We are sure that the “Meeting” project, which helps children first of all, at the same time contributes to the improvement of family relations. Both children and parents speak about it. Acquiring communication skills in groups under the unobtrusive guidance of our supervisors, children successfully apply these skills in the family, at school, on the street, in short – in everyday life. And this makes both themselves and the people around them better.
Not so long ago we started organizing vacations abroad for the kids. We have already been to the Czech Republic. In the spring we are planning a trip to Slovakia and Poland, and in the summer – to Hungary.
Group classes and trips are certainly important and helpful. However, there is probably no family that does not know what a crisis in relationships with children is. And this is where individual counseling is needed. We managed to open a course for specialists in child-parent relations at the David Yelin Pedagogical College. People who graduate from this course receive a sought-after profession, a license and an international certificate that allows them to work remotely around the world. It is important to say that this course is fully customized to the needs of repatriates.
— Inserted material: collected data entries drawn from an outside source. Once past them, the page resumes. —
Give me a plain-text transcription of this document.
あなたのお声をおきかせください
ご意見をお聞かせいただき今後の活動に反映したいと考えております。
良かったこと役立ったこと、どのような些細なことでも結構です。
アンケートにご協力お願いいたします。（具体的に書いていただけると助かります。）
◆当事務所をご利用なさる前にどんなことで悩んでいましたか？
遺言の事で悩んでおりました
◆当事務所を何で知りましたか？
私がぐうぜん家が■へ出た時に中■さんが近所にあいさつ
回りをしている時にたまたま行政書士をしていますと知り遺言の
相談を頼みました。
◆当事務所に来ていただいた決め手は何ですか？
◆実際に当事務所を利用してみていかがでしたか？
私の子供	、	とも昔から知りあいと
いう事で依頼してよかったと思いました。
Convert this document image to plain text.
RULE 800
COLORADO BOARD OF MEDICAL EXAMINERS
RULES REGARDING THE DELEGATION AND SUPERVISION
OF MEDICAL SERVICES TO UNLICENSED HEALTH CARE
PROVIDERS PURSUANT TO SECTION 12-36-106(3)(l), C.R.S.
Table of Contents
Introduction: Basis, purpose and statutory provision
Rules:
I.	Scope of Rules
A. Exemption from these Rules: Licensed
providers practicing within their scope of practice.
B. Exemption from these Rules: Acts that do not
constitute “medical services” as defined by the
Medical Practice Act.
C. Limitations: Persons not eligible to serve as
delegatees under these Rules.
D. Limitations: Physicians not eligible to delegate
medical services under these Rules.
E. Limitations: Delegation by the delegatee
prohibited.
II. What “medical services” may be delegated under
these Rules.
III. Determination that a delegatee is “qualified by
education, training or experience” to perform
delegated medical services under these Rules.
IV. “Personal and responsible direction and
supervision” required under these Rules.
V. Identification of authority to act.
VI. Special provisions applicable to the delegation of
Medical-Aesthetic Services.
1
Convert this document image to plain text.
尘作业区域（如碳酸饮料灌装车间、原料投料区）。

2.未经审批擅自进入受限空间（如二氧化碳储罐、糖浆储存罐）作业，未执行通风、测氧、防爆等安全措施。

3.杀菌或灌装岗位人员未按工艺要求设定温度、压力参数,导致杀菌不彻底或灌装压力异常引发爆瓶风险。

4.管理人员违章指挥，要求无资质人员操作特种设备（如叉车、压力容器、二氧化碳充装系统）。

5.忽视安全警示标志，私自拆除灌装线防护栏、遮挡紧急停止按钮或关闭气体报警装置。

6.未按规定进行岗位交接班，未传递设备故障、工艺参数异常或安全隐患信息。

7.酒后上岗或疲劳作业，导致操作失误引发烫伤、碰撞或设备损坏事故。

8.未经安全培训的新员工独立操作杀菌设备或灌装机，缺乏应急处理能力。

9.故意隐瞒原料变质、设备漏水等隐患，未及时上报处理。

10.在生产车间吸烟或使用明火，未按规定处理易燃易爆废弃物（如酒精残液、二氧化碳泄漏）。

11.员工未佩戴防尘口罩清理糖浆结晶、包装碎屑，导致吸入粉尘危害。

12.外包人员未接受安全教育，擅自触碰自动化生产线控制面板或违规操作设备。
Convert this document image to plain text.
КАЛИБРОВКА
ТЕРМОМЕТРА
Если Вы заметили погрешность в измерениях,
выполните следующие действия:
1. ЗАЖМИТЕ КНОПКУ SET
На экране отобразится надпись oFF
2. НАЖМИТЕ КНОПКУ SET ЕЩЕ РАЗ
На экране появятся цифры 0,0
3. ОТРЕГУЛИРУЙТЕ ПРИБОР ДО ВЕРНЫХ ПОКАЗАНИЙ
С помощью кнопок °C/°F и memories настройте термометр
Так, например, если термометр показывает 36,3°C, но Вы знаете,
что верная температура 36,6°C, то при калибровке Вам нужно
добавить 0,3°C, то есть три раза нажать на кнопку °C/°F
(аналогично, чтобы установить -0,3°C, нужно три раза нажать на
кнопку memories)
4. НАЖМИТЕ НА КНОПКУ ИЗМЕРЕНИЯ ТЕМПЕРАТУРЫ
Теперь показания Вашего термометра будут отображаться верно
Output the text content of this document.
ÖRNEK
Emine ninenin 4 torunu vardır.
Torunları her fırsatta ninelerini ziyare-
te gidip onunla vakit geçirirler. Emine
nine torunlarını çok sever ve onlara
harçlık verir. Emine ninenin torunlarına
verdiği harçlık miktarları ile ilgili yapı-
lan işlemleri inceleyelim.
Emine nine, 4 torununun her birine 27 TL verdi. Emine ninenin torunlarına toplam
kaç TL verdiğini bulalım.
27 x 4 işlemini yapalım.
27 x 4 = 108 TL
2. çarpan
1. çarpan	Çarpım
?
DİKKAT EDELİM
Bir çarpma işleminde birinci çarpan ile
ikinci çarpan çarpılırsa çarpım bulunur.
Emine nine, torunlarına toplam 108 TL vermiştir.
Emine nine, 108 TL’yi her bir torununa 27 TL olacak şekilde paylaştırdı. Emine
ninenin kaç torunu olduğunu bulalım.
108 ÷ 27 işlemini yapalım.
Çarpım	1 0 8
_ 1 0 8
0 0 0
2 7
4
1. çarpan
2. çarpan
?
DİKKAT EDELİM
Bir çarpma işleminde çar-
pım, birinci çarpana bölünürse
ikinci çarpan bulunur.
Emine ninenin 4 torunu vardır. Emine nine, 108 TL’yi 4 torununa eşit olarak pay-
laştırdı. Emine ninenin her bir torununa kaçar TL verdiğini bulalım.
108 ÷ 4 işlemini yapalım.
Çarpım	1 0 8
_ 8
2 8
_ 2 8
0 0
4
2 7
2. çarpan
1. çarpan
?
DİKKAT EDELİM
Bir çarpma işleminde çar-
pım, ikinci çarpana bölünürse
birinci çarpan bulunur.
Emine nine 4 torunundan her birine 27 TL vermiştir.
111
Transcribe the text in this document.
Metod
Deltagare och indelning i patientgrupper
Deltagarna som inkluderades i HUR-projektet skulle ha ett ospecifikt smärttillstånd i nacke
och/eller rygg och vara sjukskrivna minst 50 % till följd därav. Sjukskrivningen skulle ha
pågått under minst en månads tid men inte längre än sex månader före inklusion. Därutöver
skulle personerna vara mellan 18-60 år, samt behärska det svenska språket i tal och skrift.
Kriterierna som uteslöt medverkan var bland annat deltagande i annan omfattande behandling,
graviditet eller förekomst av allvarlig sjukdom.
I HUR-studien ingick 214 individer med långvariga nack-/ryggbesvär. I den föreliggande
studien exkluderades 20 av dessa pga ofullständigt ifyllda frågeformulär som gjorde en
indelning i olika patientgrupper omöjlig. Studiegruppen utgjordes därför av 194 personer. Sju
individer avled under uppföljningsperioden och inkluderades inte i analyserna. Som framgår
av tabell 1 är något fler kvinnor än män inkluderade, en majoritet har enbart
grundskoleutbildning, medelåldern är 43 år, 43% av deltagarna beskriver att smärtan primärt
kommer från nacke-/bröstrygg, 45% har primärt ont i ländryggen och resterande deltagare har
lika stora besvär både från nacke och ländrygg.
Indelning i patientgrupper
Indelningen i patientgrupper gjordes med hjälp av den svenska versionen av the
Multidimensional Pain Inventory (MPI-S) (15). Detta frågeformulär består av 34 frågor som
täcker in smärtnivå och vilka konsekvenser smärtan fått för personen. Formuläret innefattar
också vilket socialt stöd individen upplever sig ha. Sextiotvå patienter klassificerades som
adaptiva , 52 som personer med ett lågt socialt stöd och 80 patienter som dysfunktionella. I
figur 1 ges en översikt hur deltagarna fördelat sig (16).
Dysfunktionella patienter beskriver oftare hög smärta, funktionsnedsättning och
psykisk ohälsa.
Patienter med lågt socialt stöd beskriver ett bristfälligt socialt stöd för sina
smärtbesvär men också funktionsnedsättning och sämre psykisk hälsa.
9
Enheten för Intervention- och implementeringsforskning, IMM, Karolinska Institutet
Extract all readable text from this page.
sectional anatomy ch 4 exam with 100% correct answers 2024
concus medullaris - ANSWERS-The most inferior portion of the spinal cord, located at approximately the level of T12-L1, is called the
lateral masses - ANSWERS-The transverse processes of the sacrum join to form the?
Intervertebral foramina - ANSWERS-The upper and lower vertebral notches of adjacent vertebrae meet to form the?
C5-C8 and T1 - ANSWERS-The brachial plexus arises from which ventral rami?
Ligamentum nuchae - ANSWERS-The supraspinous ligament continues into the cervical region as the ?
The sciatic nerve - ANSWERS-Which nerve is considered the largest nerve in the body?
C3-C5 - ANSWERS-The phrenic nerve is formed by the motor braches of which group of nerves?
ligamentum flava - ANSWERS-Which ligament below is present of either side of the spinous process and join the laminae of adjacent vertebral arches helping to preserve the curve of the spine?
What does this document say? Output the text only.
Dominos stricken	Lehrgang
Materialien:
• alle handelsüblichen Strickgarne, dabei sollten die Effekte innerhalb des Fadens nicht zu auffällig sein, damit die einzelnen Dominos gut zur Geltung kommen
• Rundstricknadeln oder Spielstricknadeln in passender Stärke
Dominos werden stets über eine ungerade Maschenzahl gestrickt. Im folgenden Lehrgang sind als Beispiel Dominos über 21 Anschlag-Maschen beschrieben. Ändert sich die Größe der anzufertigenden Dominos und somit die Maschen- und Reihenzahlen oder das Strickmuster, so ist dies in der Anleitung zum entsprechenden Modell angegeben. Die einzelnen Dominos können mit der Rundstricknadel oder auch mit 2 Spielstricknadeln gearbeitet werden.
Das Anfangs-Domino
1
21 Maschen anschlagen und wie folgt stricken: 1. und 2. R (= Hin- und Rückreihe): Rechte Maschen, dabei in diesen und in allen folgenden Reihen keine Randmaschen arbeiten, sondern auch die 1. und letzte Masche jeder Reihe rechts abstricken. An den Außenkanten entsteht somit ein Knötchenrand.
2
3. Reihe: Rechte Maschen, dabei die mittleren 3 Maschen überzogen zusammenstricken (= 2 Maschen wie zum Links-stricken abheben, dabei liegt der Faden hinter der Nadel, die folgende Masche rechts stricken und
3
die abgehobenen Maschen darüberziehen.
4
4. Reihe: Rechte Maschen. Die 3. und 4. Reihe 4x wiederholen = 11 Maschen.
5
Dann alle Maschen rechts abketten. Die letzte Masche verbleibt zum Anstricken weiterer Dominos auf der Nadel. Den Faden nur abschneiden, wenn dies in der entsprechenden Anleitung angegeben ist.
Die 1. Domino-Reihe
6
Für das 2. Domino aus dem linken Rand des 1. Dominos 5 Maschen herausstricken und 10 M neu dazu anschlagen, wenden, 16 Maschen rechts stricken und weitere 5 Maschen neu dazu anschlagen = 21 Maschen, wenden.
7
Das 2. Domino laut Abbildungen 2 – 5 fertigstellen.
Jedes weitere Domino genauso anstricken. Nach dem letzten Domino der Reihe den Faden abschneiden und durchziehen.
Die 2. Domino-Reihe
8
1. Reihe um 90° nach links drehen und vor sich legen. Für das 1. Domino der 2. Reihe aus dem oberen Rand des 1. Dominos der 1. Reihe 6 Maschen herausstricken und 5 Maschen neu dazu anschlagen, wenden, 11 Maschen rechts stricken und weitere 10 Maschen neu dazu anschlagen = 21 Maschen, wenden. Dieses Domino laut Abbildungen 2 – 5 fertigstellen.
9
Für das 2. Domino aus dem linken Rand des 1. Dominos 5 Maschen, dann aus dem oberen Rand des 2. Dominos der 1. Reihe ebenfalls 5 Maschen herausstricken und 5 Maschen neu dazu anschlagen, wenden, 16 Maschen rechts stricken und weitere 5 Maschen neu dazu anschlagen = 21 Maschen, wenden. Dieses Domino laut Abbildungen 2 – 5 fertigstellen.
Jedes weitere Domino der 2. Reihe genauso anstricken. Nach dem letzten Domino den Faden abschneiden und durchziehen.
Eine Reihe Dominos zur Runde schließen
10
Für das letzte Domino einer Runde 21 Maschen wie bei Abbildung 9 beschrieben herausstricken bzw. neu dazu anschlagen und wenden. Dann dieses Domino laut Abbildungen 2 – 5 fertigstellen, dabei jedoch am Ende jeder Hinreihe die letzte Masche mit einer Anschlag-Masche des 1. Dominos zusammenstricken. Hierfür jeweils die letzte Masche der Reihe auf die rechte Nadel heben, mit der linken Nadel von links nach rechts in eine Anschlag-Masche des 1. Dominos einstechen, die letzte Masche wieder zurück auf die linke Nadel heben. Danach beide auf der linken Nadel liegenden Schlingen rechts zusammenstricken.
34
Classes are conducted with simultaneous translation, there is an opportunity to listen to lectures in recordings, that is, getting a profession does not interfere with, for example, classes in the ulpan. It is also important that the course can be completed in one year.
During this course we had an interesting case that illustrates the concept of inclusion well. The course participants listened to a lecture by an Israeli professor live. This was made possible thanks to a lot of work to provide simultaneous translation in both directions. Students can also watch the lectures in a recording with subtitles in Russian. To put it bluntly, not every new repatriate has already overcome the language barrier, and we help here too. One of the students asked a question that the lecturer could not answer. Let me remind you that in this case the students are people with good education and a lot of experience. As a result, another student answered the question. “Thank you,” said the professor. – I have been looking for the answer to this question all my life.” We clearly see the very mutual enrichment we have been talking about.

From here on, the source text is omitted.